In: Finance
Compute the monthly interest rate, using the equation as shown below:
Monthly rate = Annual rate/ 12 months
= 1.75%/ 12 months
= 0.14583333333%
Hence, the monthly rate is 0.14583333333%.
The investment account starts at the age of 25 years and the age of retirement is 65 years. Thus the total period of monthly investment is 40 years. Hence, the number of monthly payments is 480.
Compute the present value annuity factor (PVIFA), using the equation as shown below:
PVIFA = {1 – (1 + Rate)^-Number of periods}/ Rate
= {1 – (1 + 0.0014583333333)^-480}/ 0.14583333333%
= 345.024968489
Hence, the present value annuity factor is 345.024968489.

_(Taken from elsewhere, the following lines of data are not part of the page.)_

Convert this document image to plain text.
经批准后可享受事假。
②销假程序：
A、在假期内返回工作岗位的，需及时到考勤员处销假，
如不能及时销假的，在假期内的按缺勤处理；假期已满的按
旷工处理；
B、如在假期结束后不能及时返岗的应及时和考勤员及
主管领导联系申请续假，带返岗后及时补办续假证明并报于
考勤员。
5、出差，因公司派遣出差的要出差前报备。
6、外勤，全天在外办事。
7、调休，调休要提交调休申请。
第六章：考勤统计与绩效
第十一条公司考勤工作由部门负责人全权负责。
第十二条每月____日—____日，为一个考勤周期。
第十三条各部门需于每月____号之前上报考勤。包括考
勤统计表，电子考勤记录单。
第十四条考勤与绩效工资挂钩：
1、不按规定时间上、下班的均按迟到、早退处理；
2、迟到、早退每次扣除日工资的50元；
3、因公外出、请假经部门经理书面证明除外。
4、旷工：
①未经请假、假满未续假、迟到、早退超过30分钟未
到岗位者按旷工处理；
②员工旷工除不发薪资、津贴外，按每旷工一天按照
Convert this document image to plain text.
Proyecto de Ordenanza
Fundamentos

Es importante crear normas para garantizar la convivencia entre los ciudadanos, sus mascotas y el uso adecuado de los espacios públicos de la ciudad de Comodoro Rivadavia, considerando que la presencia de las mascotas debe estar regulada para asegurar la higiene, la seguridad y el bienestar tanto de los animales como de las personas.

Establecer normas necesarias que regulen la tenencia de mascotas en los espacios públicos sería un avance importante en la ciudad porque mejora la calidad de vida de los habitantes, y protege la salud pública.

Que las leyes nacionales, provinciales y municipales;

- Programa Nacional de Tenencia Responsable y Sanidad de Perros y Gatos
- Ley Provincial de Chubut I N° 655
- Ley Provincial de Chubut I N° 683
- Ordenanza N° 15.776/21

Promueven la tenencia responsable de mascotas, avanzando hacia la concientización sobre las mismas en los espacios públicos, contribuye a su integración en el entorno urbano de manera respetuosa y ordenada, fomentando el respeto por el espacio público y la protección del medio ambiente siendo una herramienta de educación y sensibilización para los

Compute the present value of the retirement fund, using the equation as shown below:
Present value = Retirement fund/ {(1 + Rate)^Time}
= $1,000,000/ {(1 + 0.0014583333333)^480}
= $1,000,000/ 2.01272611447
= $496,838.58763
Hence, the present value of the retirement fund is $496,838.58763.
Compute the monthly deposits, using the equation as shown below:
Monthly deposits = Present value/ PVIFA
= $496,838.58763/ 345.024968489
= $1,440.00763134
Hence, the monthly deposits are $1,440.00763134.